As observed in the article,

It is one of the most egregious propaganda achievements in recent history that those who expose the lies that trick the public into perceiving wars of aggression as humanitarian operations are denounced as “fascists”, while those who bang the drums of war are considered to be “left-wing” and “progressive”. This is the general pattern set by the French media complex and genuine anti-imperialist intellectuals have paid the price by being subjected to a veritable witch hunt for their theoretical heresies.

As Wrong Kind of Green warns, the censorship by the left liberal establishment is the path to a new form of totalitarianism.

As it happens, I wrote about the progressive fascist alliance I perceived in Democratic Party stalwarts four years ago, who at the time were engaged in red-baiting those who pointed out that Obama was a committed warmonger. The fact the attack on journalists who refused to drink the Obama kool-aid was initially conducted by an accolite of a noted anti-fascist blogger made the situation all the more surreal.

Then again, the self-admission by the cult spear-carrier that she considered style more important than substance should have been a clue. As it turns out, using that criteria, Obama was the logical choice.

Wednesday, October 03, 2012

Lesson in Civic Courage

As reported in the 23 September edition of The Daily World, Quinault Indian Nation -- located on the central coast of Washington state -- is leading the challenge against IRS rules that illegally seek to tax tribal cultural practices of sharing tribal wealth with members in need. Once known as potlatch, sharing as a communal cultural practice, along with singing and dancing, was outlawed by the U.S. Government between the 1880s and 1950s.
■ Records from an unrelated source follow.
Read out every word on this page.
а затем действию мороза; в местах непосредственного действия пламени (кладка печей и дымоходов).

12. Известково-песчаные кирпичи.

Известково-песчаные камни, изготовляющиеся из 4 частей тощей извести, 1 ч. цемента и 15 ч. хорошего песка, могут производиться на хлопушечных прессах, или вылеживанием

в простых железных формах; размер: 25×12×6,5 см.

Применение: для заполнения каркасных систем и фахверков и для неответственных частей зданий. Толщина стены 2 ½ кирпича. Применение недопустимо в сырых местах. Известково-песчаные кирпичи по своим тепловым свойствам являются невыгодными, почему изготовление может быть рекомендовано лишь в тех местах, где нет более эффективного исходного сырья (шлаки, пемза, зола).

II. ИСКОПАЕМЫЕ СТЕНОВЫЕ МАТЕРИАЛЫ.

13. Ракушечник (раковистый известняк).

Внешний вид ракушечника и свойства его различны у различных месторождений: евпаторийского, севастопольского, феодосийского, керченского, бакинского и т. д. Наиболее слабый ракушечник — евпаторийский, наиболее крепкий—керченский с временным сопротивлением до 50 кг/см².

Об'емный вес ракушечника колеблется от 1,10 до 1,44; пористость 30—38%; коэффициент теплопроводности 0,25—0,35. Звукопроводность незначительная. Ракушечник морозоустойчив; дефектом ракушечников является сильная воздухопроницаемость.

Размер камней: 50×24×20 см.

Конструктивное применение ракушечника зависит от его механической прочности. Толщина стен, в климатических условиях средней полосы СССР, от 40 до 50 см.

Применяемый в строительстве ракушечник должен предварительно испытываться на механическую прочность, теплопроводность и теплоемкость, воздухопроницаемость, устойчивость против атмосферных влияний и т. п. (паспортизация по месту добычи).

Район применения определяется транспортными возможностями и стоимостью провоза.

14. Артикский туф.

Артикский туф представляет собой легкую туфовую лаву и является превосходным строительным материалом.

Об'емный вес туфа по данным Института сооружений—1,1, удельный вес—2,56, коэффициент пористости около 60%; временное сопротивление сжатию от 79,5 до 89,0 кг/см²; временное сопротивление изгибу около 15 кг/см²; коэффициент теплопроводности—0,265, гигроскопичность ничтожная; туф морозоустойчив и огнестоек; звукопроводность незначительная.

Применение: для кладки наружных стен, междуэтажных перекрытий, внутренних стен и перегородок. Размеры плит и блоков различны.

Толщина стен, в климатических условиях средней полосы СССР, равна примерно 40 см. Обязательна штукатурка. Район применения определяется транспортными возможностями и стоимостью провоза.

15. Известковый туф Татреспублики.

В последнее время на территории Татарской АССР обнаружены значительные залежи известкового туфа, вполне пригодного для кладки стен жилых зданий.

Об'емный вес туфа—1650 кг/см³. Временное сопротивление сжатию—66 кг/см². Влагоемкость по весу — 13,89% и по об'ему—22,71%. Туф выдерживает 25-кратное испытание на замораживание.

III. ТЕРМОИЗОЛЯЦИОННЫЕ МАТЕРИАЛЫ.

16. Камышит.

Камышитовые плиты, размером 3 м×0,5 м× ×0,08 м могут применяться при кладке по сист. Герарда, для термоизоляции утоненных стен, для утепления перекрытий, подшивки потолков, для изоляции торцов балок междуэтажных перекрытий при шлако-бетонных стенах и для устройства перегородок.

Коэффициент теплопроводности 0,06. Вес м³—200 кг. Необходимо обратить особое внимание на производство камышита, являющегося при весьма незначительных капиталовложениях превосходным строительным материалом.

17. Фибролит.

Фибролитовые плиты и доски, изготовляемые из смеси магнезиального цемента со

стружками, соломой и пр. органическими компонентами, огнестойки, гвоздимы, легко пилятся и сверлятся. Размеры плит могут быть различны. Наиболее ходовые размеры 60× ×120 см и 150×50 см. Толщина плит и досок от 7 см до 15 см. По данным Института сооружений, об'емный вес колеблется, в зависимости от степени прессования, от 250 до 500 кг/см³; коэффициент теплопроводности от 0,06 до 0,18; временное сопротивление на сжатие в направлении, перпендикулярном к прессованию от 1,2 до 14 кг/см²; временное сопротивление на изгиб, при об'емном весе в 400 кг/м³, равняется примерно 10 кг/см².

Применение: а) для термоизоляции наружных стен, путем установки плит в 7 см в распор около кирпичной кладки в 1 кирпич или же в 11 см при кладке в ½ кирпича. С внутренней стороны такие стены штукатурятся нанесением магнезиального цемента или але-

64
Viewed as a key way of destroying indigenous communities in Washington and British Columbia, both Canada and the US sentenced Indian offenders to prison. Now, in the 21st century, the U.S. Treasury Department has again set out to destroy Indian tribes by banning sharing through the coercive method of taxation. While this aggression by the IRS is in clear violation of the U.S. Constitution and international law, Treasury knows full well that taxing tribal wealth is one way of usurping tribal governance on reservations, and thus preventing tribes from taxing corporations that have long ripped them off, extracting resources on reservations without paying a fair share.

As a form of intimidation, this latest exercise of coercion by the IRS has instilled fear in many American Indian tribes; the refusal to be intimidated, demonstrated last week by the Quinault and the Affiliated Tribes of Northwest Indians -- an organization of 52 tribal governments -- is a lesson in civic courage we should all applaud.

Monday, October 01, 2012

Amnesty Coup

Twenty years ago, after CBS 60 Minutes reported on industry-sponsored, government-supported terrorism against environmentalists in the US, one of the industry-financed field agents was quoted in High Country News as saying his job was to decide, "who to threaten, who to bribe."

I was reminded of this candid remark when reading the report at Wrong Kind of Green on the U.S. State Department coup at Amnesty International USA--a hostile takeover that placed former Deputy Assistant Secretary for International Organizations at the State Department, Suzanne Nossel, at the helm. Having been installed as AI USA executive director in January, Nossel has expressed identical views about how to promote US imperial interests. As an experienced advocate for neoliberal coercion to achieve American hegemony, she has taken an aggressive pro-war stance over the last decade, including the US invasion of Iraq and the NATO bombing of Libya. When working as a Hillary wanabe at State, Nossel fought hard at the UN Human Rights Council as an apologist for Zionist crimes against humanity in Palestine.

As a junior achiever of note, Nossel is perhaps not a surprising choice to head the coup at Amnesty; she -- like Condoleeza Rice -- paid her dues as a lackey to the rich and powerful, and is following the game plan they set out for her. What we need to ask in light of the coup is, what purpose will big international NGOs serve when they are all working for government and industry?